1969 drama/documentary hybrid
Plot: A news reporter tries to hook up with a woman while America goes nutsy.
With our current political climate, it was really interesting to watch this now. America was crazy in the late-60s, and America is crazy now. This is a blend of footage shot during a violent Democratic convention in Chicago and a story constructed with actors and actresses. I'm not sure how much Haskell Wexler wrote this and how much he shaped his story around what was happening in Chicago at that particular time. Undeniably, what we have 45 years later is important as a historical document but also still relevant, in ways that are both sad and scary.

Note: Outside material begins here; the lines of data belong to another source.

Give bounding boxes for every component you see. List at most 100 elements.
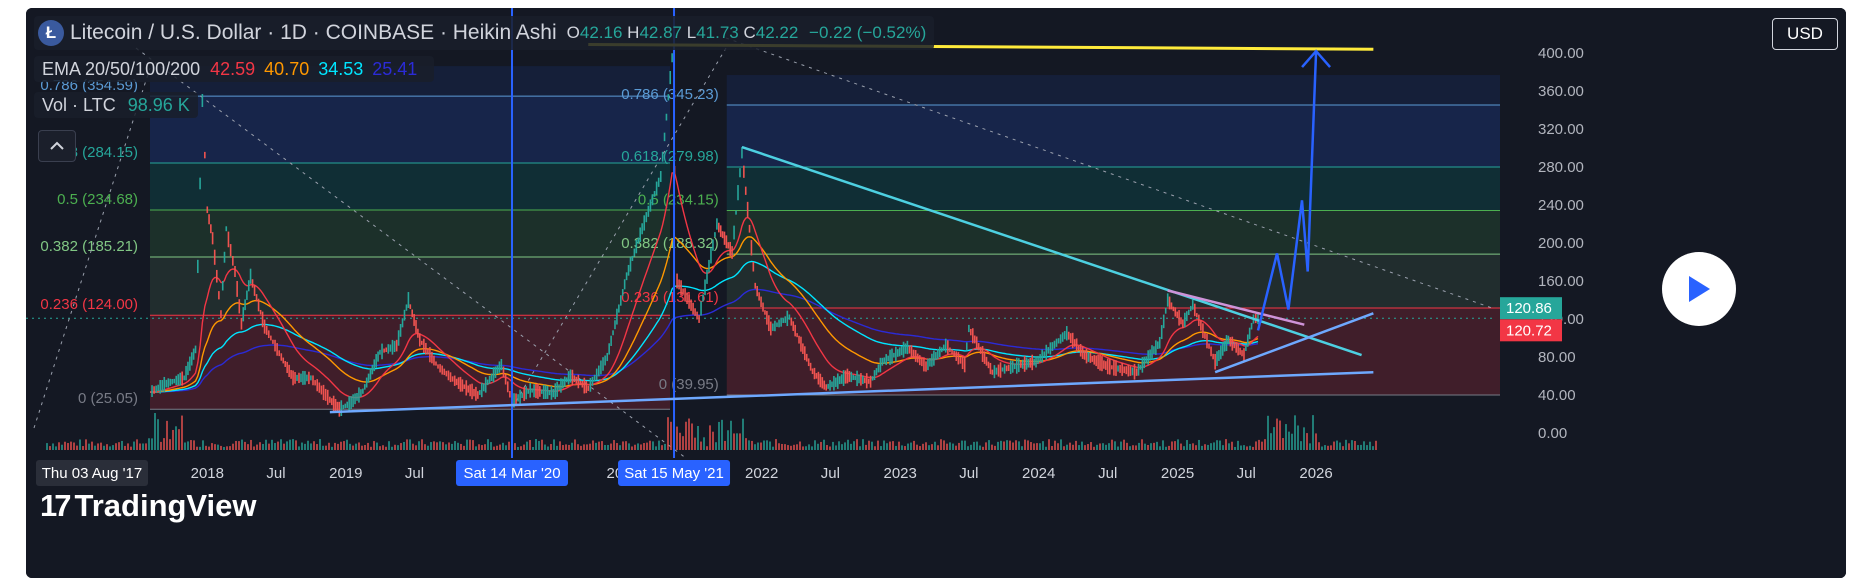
volume-bar bbox=[1105, 444, 1107, 450]
volume-bar bbox=[955, 445, 957, 450]
ema-label: EMA 20/50/100/200 bbox=[42, 58, 201, 79]
volume-bar bbox=[664, 443, 666, 450]
price-axis[interactable]: 0.0040.0080.00120.00160.00200.00240.0028… bbox=[1500, 8, 1846, 578]
fib-zone bbox=[150, 96, 671, 164]
volume-bar bbox=[61, 444, 63, 450]
volume-bar bbox=[1204, 444, 1206, 450]
volume-bar bbox=[250, 439, 252, 450]
volume-bar bbox=[646, 442, 648, 450]
volume-bar bbox=[211, 443, 213, 450]
volume-bar bbox=[910, 442, 912, 450]
volume-bar bbox=[1312, 415, 1314, 450]
fib-zone bbox=[726, 254, 1500, 308]
volume-bar bbox=[334, 442, 336, 450]
volume-bar bbox=[745, 438, 747, 450]
volume-bar bbox=[1258, 439, 1260, 450]
volume-bar bbox=[1228, 443, 1230, 450]
projection-path[interactable] bbox=[1256, 51, 1318, 331]
volume-bar bbox=[538, 440, 540, 450]
volume-bar bbox=[1300, 441, 1302, 450]
volume-bar bbox=[637, 443, 639, 450]
volume-bar bbox=[1282, 438, 1284, 450]
volume-bar bbox=[1309, 443, 1311, 450]
volume-bar bbox=[124, 445, 126, 450]
volume-bar bbox=[313, 441, 315, 450]
fib-level-label: 0.236 (131.61) bbox=[621, 289, 719, 306]
volume-bar bbox=[46, 443, 48, 450]
volume-bar bbox=[568, 444, 570, 450]
volume-label: Vol · LTC bbox=[42, 94, 116, 115]
volume-bar bbox=[1201, 445, 1203, 450]
fib-level-label: 0.5 (234.68) bbox=[57, 191, 138, 208]
volume-bar bbox=[838, 441, 840, 450]
volume-bar bbox=[445, 444, 447, 450]
trendline-descending-resistance[interactable] bbox=[741, 145, 1362, 357]
volume-bar bbox=[1012, 442, 1014, 450]
volume-bar bbox=[784, 444, 786, 450]
play-button[interactable] bbox=[1662, 252, 1736, 326]
fib-set-right[interactable]: 0.786 (345.23) 0.618 (279.98) 0.5 (234.15)… bbox=[621, 75, 1500, 396]
currency-button[interactable]: USD bbox=[1772, 18, 1838, 50]
price-chart[interactable]: 0.786 (354.59)0.618 (284.15)0.5 (234.68)… bbox=[26, 8, 1846, 578]
volume-bar bbox=[892, 441, 894, 450]
volume-bar bbox=[1330, 445, 1332, 450]
ema-200-value: 25.41 bbox=[372, 58, 418, 79]
volume-bar bbox=[421, 439, 423, 450]
volume-bar bbox=[49, 446, 51, 450]
volume-bar bbox=[679, 432, 681, 450]
volume-bar bbox=[178, 429, 180, 450]
volume-bar bbox=[850, 443, 852, 450]
volume-bar bbox=[640, 444, 642, 450]
volume-bar bbox=[898, 441, 900, 450]
volume-bar bbox=[253, 446, 255, 450]
volume-bar bbox=[187, 441, 189, 450]
volume-bar bbox=[268, 443, 270, 450]
volume-bar bbox=[232, 443, 234, 450]
volume-bar bbox=[220, 445, 222, 450]
trendline-long-support[interactable] bbox=[329, 370, 1374, 414]
volume-bar bbox=[1054, 440, 1056, 450]
volume-bar bbox=[1033, 443, 1035, 450]
volume-bar bbox=[256, 444, 258, 450]
volume-bar bbox=[631, 446, 633, 450]
price-candles[interactable] bbox=[151, 53, 1259, 417]
volume-bar bbox=[1075, 440, 1077, 450]
volume-bar bbox=[418, 441, 420, 450]
collapse-legend-button[interactable] bbox=[38, 130, 76, 162]
volume-bar bbox=[1255, 441, 1257, 450]
volume-bar bbox=[280, 439, 282, 450]
volume-bar bbox=[1252, 446, 1254, 450]
x-tick-label: Jul bbox=[959, 465, 978, 482]
volume-bar bbox=[139, 443, 141, 450]
volume-bar bbox=[166, 420, 168, 450]
trendline-short-resistance[interactable] bbox=[1167, 289, 1305, 326]
volume-bar bbox=[1072, 444, 1074, 450]
time-axis[interactable]: 2018Jul2019JulJul20212022Jul2023Jul2024J… bbox=[26, 458, 1500, 558]
fib-diagonal bbox=[511, 47, 727, 409]
fib-zone bbox=[726, 75, 1500, 106]
volume-bar bbox=[1030, 442, 1032, 450]
volume-bar bbox=[1147, 445, 1149, 450]
volume-bar bbox=[469, 439, 471, 450]
ema-20-value: 42.59 bbox=[210, 58, 256, 79]
volume-bar bbox=[979, 445, 981, 450]
volume-bar bbox=[586, 444, 588, 450]
trendline-rising-support[interactable] bbox=[1214, 312, 1374, 374]
symbol-header[interactable]: Ł Litecoin / U.S. Dollar · 1D · COINBASE… bbox=[34, 16, 935, 50]
volume-bar bbox=[1153, 442, 1155, 450]
volume-bar bbox=[1318, 442, 1320, 450]
volume-bar bbox=[604, 444, 606, 450]
volume-bar bbox=[130, 446, 132, 450]
volume-bar bbox=[1024, 439, 1026, 450]
volume-bar bbox=[1042, 441, 1044, 450]
volume-bar bbox=[241, 439, 243, 450]
volume-bar bbox=[805, 446, 807, 450]
volume-legend[interactable]: Vol · LTC 98.96 K bbox=[34, 92, 198, 118]
fib-zone bbox=[726, 105, 1500, 168]
volume-bar bbox=[514, 443, 516, 450]
ema-legend[interactable]: EMA 20/50/100/200 42.59 40.70 34.53 25.4… bbox=[34, 56, 435, 82]
volume-bar bbox=[613, 440, 615, 450]
volume-bar bbox=[1129, 446, 1131, 450]
symbol-title[interactable]: Litecoin / U.S. Dollar · 1D · COINBASE ·… bbox=[70, 21, 557, 44]
date-marker-label: Sat 15 May '21 bbox=[624, 465, 724, 482]
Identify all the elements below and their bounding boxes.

I've never seen anything else Haskell Wexler has directed. He's maybe known more for his work as a cinematographer (One Flew Over the Cuckoo's Nest, The Conversation, Who's Afraid of Virginia Woolf?), and although there's nothing flashy going on with the camera work here, it's Wexler's eye that really makes this work. His camera has a way of capturing the chaos while simultaneously making some sense of it.
You have to give credit to the actors and actresses as well, especially Robert Forster. There wasn't a moment in this when I saw what they were doing as performances. They blended into the reality so perfectly, and that's exactly what they needed to do.
It was nice hearing the music of Frank Zappa and the Mothers of Invention in there, too.